Il personaggio Kyrgios andava in scena puntualmente ad ogni partita, dove Nick doveva per forza assurgere a protagonista assoluto, comportandosi da smargiasso in caso di vittoria o da bullo in caso di sconfitta, con un’ampia gamma di ambiti e persone cui riversare le sue attenzioni: fra avversario, arbitro e spettatore, Nick trovava sempre qualcosa per far fare il titolo ai giornalisti. C’era da capirla la frustrazione, d’altronde era solamente un tennista professionista, pure bravo, quando lui voleva essere un cestista. Anche perché Nick, specie dopo una di queste scorribande, non è la persona più affabile del mondo. In sala stampa le sue dichiarazioni sono la sagra del “dunno”, il don’t know, il non lo so.

Dopo questo colpo, il suo amico Kokkinakis ha fatto l’editoriale sul match:

Intanto, i suoi tifosi impazziscono, polarizzati come sono. I suoi ultras lo amano perché lo considerano il “Mario Balotelli del tennis”, l’incorreggibile che infrange tutte le regole di un mondo dove tutto è preciso e dove ci si rispetta, perché si fa parte di una élite.

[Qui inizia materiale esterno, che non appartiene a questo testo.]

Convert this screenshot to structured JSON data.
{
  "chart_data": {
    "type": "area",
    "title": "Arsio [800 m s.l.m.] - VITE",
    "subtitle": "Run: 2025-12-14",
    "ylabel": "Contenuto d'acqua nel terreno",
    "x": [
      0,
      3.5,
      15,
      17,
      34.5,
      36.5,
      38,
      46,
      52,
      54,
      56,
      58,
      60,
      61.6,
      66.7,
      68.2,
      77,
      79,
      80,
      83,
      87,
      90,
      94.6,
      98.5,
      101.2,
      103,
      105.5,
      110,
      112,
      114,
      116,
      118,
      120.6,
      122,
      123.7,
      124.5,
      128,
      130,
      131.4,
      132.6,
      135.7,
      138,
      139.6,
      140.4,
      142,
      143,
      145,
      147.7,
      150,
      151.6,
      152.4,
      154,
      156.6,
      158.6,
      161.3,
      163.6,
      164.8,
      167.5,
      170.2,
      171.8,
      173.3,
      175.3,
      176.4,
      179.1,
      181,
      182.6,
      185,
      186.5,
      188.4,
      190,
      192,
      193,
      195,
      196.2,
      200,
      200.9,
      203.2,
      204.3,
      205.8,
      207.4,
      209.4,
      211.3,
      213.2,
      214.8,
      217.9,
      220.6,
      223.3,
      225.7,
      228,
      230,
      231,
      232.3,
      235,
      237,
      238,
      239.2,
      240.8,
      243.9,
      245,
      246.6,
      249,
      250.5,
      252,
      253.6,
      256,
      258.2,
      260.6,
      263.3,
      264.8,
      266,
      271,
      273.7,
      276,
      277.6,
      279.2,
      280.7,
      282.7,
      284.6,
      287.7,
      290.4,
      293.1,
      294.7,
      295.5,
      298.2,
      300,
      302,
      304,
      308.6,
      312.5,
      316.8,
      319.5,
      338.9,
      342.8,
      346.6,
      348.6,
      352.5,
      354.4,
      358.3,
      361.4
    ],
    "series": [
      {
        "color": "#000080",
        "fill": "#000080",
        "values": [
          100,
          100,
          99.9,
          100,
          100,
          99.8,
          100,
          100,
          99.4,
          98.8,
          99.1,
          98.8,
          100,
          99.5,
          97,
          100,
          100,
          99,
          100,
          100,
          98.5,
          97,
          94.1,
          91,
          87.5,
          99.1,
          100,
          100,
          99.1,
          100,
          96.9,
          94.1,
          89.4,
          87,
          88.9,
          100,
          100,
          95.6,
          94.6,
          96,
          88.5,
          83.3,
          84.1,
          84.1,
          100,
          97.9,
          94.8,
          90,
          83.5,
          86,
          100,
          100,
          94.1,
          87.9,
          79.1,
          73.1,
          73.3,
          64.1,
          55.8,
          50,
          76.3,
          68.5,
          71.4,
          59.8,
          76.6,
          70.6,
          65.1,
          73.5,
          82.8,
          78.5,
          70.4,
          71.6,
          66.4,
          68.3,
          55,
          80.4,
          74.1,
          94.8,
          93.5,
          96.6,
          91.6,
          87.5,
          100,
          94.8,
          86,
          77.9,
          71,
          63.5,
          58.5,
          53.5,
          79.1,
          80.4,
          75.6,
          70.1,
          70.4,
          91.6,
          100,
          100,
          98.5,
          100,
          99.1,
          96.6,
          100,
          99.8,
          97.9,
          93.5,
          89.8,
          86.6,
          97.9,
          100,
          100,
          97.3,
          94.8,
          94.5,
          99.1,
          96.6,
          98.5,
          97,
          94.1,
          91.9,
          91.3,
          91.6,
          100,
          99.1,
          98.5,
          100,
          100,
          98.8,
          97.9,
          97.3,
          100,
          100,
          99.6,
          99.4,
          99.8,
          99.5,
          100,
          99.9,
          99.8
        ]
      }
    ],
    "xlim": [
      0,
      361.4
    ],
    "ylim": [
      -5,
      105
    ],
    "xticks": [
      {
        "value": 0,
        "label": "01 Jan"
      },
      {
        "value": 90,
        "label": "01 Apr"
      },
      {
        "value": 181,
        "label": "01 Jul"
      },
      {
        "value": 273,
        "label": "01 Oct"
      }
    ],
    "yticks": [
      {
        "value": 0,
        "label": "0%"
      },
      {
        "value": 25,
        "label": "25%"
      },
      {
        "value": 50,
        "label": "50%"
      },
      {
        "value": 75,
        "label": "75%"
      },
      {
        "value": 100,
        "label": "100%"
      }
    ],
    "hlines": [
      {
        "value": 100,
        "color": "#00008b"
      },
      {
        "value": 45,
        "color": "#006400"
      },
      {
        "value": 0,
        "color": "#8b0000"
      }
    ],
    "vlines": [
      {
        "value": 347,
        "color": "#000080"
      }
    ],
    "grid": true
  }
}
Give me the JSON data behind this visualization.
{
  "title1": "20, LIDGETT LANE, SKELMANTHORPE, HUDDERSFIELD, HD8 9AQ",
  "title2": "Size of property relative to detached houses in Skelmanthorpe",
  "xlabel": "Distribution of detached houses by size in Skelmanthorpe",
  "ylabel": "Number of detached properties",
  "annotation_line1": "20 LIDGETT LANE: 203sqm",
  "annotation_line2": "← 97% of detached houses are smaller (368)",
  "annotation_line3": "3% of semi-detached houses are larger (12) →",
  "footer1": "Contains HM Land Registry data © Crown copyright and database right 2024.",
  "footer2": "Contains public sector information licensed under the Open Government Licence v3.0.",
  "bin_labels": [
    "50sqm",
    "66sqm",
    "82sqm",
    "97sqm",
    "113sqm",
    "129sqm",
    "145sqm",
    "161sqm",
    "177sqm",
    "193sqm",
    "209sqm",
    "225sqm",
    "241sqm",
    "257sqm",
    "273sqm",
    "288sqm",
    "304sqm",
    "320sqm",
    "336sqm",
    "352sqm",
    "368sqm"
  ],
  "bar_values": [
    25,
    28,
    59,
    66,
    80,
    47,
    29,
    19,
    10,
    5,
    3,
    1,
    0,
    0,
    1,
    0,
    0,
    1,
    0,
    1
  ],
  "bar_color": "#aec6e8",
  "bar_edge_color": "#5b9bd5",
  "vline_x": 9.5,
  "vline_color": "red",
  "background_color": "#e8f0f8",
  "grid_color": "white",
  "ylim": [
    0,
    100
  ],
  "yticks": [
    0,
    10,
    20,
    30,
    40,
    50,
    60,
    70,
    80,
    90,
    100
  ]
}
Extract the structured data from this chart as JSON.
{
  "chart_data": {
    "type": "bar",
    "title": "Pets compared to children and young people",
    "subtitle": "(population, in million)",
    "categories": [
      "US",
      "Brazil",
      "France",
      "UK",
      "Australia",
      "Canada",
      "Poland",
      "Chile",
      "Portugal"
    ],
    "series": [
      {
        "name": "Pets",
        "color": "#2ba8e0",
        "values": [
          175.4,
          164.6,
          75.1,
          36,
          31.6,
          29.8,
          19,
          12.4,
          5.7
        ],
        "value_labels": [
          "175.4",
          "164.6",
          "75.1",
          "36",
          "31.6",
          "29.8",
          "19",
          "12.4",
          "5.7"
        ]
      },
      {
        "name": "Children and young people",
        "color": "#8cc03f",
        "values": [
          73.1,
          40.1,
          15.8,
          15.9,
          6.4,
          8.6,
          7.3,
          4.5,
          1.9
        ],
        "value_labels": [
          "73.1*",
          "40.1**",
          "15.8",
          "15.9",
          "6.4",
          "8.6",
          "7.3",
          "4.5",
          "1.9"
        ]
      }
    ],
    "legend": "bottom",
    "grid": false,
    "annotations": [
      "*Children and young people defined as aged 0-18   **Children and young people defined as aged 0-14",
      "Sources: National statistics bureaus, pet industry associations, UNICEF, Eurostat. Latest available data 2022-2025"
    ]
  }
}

I suoi detrattori lo odiano per lo stesso motivo, perché lui non li fa star tranquilli capace com’è di provocare discussioni con un semplice tweet, come un Donald Trump qualsiasi. L’ultima domanda in conferenza stampa post Seppi chiedeva a Kyrgios dei piani per l’immediato, ipotizzando una ripresa mentale dopo la sconfitta. “Mi prenderò qualche giorno di pausa, parlerò con il mio team e vedremo il da farsi. Adesso però ho fame, devo trovare del cibo e dormire, domani vedremo”.

Alla fine, dopo tanti sbeffeggiamenti, Kunt si convinse a ripartire verso il suo pianeta. La partenza di Kyrgios è ancora molto lontana. Chissà se, intanto, troverà la voglia di attirare nuovamente la nostra attenzione.